Low frequency (small λ) signal varies smoothly across the network 0.8 0.7 0.6 0.5 silo: uniform engagement within group High frequency (large λ) signal oscillates between neighbours 0.9 0.1 0.8 0.2 random noise: no structural pattern
Low-frequency signals (left) vary smoothly; adjacent nodes share similar values. This is the signature of a structural pattern, such as a silo with uniformly low engagement. High-frequency signals (right) oscillate rapidly between neighbours, the signature of random noise with no structural cause.

In ONA practice, this decomposition is immediately useful. If a signal like employee engagement scores has most of its energy in the low-frequency eigenvectors (small $\lambda_k$), the pattern is structurally caused : it follows community boundaries, and the relevant intervention is structural (bridging the silo, rotating people across teams). If most energy is in high-frequency components, the variation is locally random , reflecting idiosyncratic individual differences that do not follow any network pattern, and the relevant intervention is individual rather than structural.

The GFT also enables network smoothing: multiply each Fourier coefficient by a filter function $g(\lambda_k)$ before reconstructing. Setting $g(\lambda_k) = e^{-t\lambda_k}$ gives the heat diffusion filter, which is exactly the heat equation on the graph, smoothing away high-frequency noise while preserving low-frequency structural signals. This is a principled method for denoising ONA data before community detection or centrality computation.

Powers of the adjacency matrix: walks and reachability

When you multiply $A$ by itself, entry $(i,j)$ of $A^2$ gives the number of walks of length exactly 2 between $i$ and $j$ , the number of mutual connections they share. $A^3$ gives walks of length 3, and so on.

The diagonal of $A^2$ recovers each node's degree. The off-diagonal entries of $A^2$ are the genuinely new information: how many people do two employees share as common contacts? High values signal strong structural equivalence.

Crucially, $(A^3)_{ii} / 2$ gives the triangle count for node $i$ directly. The reason: a closed walk of length 3 starting and ending at $i$ must traverse one triangle (since there are no self-loops in a simple graph), and each triangle can be traversed in two directions (clockwise and counterclockwise), so each triangle contributes exactly 2 to $(A^3)_{ii}$. High triangle counts mean a dense clique; low triangle counts with high degree identify brokers : people connecting otherwise-separate groups. This is the computational root of Ronald Burt's structural holes concept.

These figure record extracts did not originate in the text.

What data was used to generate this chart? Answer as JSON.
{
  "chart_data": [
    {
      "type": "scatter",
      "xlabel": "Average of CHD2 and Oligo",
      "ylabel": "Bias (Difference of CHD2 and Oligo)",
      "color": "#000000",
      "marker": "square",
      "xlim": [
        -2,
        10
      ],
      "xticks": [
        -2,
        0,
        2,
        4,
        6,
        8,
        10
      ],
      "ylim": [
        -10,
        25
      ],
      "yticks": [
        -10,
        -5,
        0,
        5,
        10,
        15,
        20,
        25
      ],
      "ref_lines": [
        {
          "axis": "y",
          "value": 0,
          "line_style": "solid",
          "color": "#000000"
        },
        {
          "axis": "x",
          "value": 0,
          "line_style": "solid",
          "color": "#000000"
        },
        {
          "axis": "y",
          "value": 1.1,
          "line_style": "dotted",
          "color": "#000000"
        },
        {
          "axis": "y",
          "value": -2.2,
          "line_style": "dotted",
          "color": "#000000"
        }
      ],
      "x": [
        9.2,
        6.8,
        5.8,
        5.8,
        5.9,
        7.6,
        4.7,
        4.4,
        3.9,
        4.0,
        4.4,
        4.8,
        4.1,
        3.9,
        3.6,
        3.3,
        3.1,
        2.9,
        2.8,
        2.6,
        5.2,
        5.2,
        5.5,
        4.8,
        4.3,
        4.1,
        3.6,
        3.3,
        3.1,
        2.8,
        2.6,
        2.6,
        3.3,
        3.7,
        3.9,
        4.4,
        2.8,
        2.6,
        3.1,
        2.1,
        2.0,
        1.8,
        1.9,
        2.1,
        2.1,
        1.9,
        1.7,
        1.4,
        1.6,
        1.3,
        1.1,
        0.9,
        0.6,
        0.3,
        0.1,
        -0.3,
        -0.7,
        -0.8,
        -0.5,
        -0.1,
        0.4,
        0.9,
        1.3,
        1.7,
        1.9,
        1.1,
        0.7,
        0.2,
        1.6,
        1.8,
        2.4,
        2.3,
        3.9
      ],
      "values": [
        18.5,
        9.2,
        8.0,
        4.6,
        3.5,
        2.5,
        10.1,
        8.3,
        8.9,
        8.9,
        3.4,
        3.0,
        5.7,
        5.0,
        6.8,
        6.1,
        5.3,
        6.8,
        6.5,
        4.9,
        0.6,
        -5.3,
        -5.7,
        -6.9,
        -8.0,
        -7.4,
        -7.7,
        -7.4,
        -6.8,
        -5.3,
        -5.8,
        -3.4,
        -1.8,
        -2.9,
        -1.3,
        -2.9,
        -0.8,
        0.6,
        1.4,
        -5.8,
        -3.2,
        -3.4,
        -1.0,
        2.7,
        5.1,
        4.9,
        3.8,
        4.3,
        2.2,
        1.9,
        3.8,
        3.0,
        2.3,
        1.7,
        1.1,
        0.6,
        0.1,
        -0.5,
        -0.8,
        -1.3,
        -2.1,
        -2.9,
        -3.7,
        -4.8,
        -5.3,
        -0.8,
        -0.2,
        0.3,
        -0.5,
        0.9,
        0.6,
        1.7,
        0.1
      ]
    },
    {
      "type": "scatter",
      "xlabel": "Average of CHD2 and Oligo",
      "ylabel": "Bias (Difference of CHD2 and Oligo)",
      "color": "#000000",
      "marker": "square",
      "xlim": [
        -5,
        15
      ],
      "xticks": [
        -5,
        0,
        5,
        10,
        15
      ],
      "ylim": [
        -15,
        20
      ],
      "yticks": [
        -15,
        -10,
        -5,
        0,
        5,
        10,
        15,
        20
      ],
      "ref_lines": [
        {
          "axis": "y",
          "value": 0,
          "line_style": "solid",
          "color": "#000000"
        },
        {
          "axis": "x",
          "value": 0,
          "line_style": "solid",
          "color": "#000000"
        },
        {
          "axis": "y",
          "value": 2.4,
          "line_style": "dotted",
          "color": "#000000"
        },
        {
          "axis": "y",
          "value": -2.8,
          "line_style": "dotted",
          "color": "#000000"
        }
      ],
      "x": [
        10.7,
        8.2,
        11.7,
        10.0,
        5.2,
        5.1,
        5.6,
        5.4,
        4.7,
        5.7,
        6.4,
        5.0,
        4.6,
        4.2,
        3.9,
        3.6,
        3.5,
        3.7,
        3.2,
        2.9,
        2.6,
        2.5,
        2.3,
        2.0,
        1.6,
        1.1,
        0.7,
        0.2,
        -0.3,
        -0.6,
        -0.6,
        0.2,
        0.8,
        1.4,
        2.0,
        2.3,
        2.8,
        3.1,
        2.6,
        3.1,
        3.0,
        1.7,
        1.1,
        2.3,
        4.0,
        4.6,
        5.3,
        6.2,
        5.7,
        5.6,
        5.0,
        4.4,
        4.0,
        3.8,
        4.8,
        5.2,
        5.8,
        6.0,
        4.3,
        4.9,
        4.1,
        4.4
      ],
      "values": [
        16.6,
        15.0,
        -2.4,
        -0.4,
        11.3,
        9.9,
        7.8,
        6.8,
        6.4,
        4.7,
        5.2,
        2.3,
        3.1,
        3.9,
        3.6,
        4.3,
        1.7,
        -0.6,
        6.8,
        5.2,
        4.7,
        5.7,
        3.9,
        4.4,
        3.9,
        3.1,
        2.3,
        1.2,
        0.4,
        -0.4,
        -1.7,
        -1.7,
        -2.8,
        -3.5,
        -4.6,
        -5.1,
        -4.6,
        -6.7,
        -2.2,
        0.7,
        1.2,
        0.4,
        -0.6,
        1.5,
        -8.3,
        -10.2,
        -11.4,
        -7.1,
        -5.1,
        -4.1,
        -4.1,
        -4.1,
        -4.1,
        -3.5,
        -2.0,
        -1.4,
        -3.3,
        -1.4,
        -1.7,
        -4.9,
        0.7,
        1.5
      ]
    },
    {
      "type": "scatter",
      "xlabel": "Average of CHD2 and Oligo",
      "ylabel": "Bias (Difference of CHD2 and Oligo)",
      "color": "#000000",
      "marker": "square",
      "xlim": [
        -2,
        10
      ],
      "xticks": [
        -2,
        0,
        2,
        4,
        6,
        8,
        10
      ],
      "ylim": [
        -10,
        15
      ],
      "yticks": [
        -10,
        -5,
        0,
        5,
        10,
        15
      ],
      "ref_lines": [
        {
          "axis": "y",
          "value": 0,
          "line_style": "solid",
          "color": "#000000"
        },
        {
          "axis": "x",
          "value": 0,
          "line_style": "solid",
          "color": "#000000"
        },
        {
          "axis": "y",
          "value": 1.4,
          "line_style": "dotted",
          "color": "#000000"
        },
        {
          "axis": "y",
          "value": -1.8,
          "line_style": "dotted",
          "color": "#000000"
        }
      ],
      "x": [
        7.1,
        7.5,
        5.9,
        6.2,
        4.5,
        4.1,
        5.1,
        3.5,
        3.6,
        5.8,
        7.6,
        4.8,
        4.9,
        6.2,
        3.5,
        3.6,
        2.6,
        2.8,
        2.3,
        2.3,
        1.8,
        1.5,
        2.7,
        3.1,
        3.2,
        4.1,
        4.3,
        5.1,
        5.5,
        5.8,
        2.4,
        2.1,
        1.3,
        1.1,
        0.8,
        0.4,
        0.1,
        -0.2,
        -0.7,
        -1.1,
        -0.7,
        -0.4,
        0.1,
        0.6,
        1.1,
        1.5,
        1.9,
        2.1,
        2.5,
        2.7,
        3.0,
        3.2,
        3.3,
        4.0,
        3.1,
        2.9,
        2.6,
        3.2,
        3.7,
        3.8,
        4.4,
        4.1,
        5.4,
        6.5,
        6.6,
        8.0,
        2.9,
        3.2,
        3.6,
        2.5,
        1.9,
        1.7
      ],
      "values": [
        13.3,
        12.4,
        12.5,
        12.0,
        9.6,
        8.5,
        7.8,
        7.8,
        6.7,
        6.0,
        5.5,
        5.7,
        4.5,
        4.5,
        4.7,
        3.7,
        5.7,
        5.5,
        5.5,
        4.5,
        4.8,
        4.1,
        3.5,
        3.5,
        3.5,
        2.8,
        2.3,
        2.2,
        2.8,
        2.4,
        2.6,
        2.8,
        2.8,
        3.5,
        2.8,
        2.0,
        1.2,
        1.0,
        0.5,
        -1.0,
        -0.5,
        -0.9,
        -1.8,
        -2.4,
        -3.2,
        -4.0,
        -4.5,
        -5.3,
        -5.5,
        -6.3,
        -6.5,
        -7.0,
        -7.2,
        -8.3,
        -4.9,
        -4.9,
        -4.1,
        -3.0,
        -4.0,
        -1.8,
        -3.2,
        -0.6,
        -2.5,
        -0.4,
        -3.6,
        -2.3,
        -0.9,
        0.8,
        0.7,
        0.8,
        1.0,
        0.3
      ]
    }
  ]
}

Structural holes, betweenness, and the constraint matrix

Burt's structural hole theory argues that the most strategically valuable position is between cliques , controlling information and resource flows across gaps. The constraint index that measures this is derived from a series of matrix operations on $A$: if all your contacts already know each other well, you are highly constrained. If your contacts belong to disconnected worlds, you are an unconstrained broker.

Betweenness centrality measures what fraction of all shortest paths pass through you. High betweenness is the clearest computational signal of a critical bottleneck: information, decisions, or resources must flow through that person, and their absence would dramatically disrupt coordination.

On node-removal simulation

Simulating node removals and tracking $\lambda_2$ is a sound resilience diagnostic. Note that removing a node reduces the matrix dimension; you recompute the Laplacian of the reduced graph, not perturb the original. For large networks, an efficient shortcut is to identify edges bridging nodes with very different Fiedler vector values: those edges, when severed, produce the largest drops in algebraic connectivity.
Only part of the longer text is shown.